Au milieu de ces étonnements et de ces merveilles, la chaloupe voguait paisiblement au souffle d'un vent modéré que les grands albatros activaient parfois de leurs vastes ailes.
Vers le soir, Hatteras et ses compagnons perdirent de vue la côte de la Nouvelle-Amérique. Les heures de la nuit sonnaient pour les zones tempérées comme pour les zones équinoxiales; mais ici, le soleil, élargissant ses spirales, traçait un cercle rigoureusement parallèle à celui de l'Océan. La chaloupe, baignée dans ses rayons obliques, ne pouvait quitter ce centre lumineux qui se déplaçait avec elle.

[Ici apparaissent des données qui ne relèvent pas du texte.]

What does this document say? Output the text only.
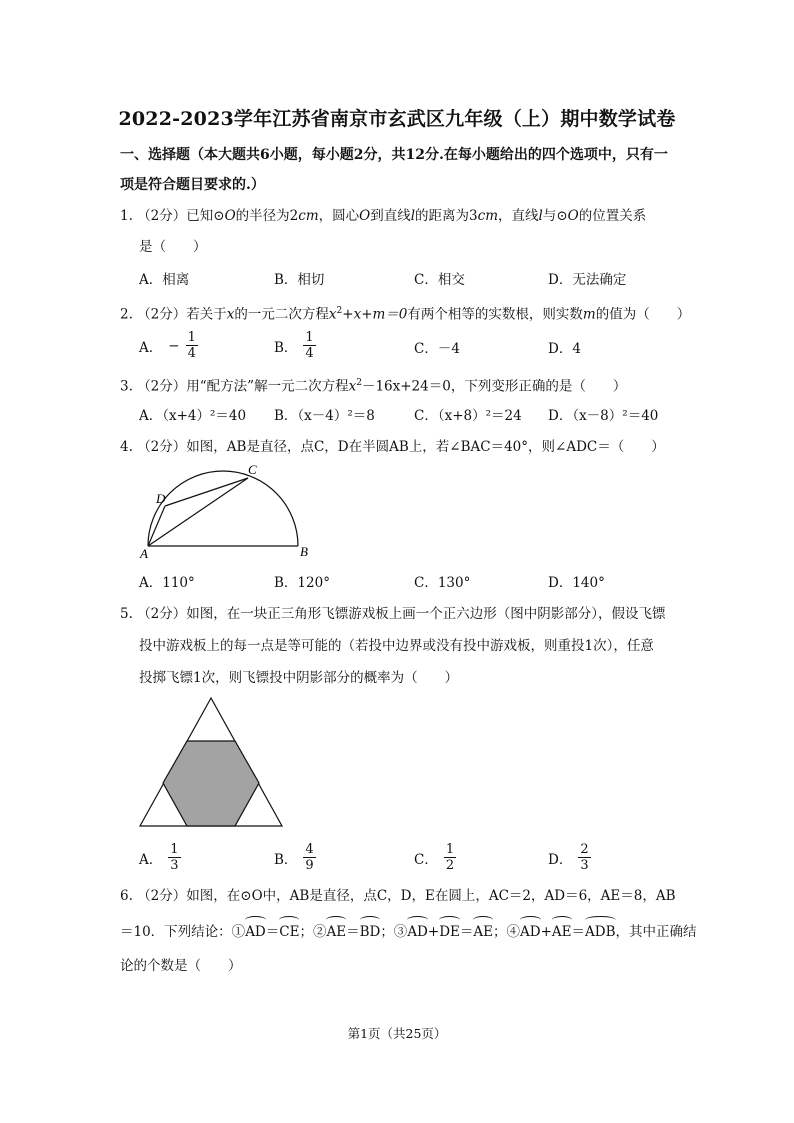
2022-2023学年江苏省南京市玄武区九年级（上）期中数学试卷
一、选择题（本大题共6小题，每小题2分，共12分.在每小题给出的四个选项中，只有一
项是符合题目要求的.）
1. （2分）已知⊙O的半径为2cm，圆心O到直线l的距离为3cm，直线l与⊙O的位置关系
是（　　）
A．相离	B．相切	C．相交	D．无法确定
2. （2分）若关于x的一元二次方程$x^2+x+m=0$有两个相等的实数根，则实数m的值为（　　）
A． − $\frac{1}{4}$	B． $\frac{1}{4}$	C．－4	D．4
3. （2分）用“配方法”解一元二次方程$x^2-16x+24=0$，下列变形正确的是（　　）
A．（x+4）²＝40 B．（x－4）²＝8	C．（x+8）²＝24 D．（x－8）²＝40
4. （2分）如图，AB是直径，点C，D在半圆AB上，若∠BAC＝40°，则∠ADC＝（　　）
A	B
C
D
A．110°	B．120°	C．130°	D．140°
5. （2分）如图，在一块正三角形飞镖游戏板上画一个正六边形（图中阴影部分），假设飞镖
投中游戏板上的每一点是等可能的（若投中边界或没有投中游戏板，则重投1次），任意
投掷飞镖1次，则飞镖投中阴影部分的概率为（　　）
A． $\frac{1}{3}$	B． $\frac{4}{9}$	C． $\frac{1}{2}$	D． $\frac{2}{3}$
6. （2分）如图，在⊙O中，AB是直径，点C，D，E在圆上，AC＝2，AD＝6，AE＝8，AB
＝10．下列结论：①AD＝CE；②AE＝BD；③AD+DE＝AE；④AD+AE＝ADB，其中正确结
论的个数是（　　）
第1页（共25页）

Les êtres animés des régions hyperboréennes sentirent pourtant venir le soir, comme si l'astre radieux se fût dérobé derrière l'horizon. Les oiseaux, les poissons, les cétacés disparurent. Où? Au plus profond du ciel? Au plus profond de la mer? Qui l'eût pu dire? Mais, à leurs cris, à leurs sifflements, au frémissement des vagues agitées par la respiration des monstres marins, succéda bientôt la silencieuse immobilité; les flots s'endormirent dans une insensible ondulation, et la nuit reprit sa paisible influence sous les regards étincelants du soleil.
Depuis le départ d'Altamont-Harbour, la chaloupe avait gagné un degré dans le nord; le lendemain, rien ne paraissait encore à l'horizon, ni ces hauts pics qui signalent de loin les terres, ni ces signes particuliers auxquels un marin pressent l'approche des îles ou des continents.
Le vent tenait bon sans être fort; la mer était peu houleuse; le cortège des oiseaux et des poissons revint aussi nombreux que la veille; le docteur, penché sur les flots, put voir les cétacés quitter leur profonde retraite et monter peu à peu à la surface de la mer; quelques icebergs, et çà et là des glaçons épars, rompaient seuls l'immense monotonie de l'Océan.
Mais, en somme, les glaces étaient rares, et elles n'auraient pu gêner la marche d'un navire. Il faut remarquer que la chaloupe se trouvait alors à dix degrés au-dessus du pôle du froid, et, au point de vue des parallèles de température, c'est comme si elle eût été à dix degrés au-dessous. Rien d'étonnant, dès lors, que la mer fût libre à cette époque, comme elle le devait être par le travers de la baie de Disko, dans la mer de Baffin. Ainsi donc, un bâtiment aurait eu là ses coudées franches pendant les mois d'été.
Cette observation a une grande importance pratique; en effet, si jamais les baleiniers peuvent s'élever dans le bassin polaire, soit par les mers du nord de l'Amérique, soit par les mers du nord de l'Asie, ils sont assurés d'y faire rapidement leur cargaison, car cette partie de l'Océan paraît être le vivier universel, le réservoir général des baleines, des phoques et de tous les animaux marins.
A midi, la ligne d'eau se confondait encore avec la ligne du ciel; le docteur commençait à douter de l'existence d'un continent sous ces latitudes élevées.
Cependant, en réfléchissant, il était forcément conduit à croire à l'existence d'un continent boréal; en effet, aux premiers jours du monde, après le refroidissement de la croûte terrestre, les eaux, formées par la condensation des vapeurs atmosphériques, durent obéir à la force centrifuge, s'élancer vers les zones équatoriales et abandonner les extrémités immobiles du globe. De à l'émersion nécessaire des contrées voisines du pôle, Le docteur trouvait ce raisonnement fort juste.
Et il semblait tel à Hatteras.
Aussi les regards du capitaine essayaient de percer les brumes de l'horizon. Sa lunette ne quittait pas ses yeux. Il cherchait dans la couleur des eaux, dans la forme des vagues, dans le souffle du vent, les indices l'une terre prochaine. Son front se penchait en avant, et qui n'eût pas connu ses pensées l'eût admiré, cependant, tant il y avait dans son attitude d'énergiques désirs et d'anxieuses interrogations.
CHAPITRE XXII
LES APPROCHES DU PÔLE
Le temps s'écoulait au milieu de cette incertitude. Rien ne se montrait à cette circonférence si nettement arrêtée. Pas un point qui ne fût ciel ou mer. Pas même à la surface des flots, un brin de ces herbes terrestres qui firent tressaillir le coeur de Christophe Colomb marchant à la découverte de l'Amérique.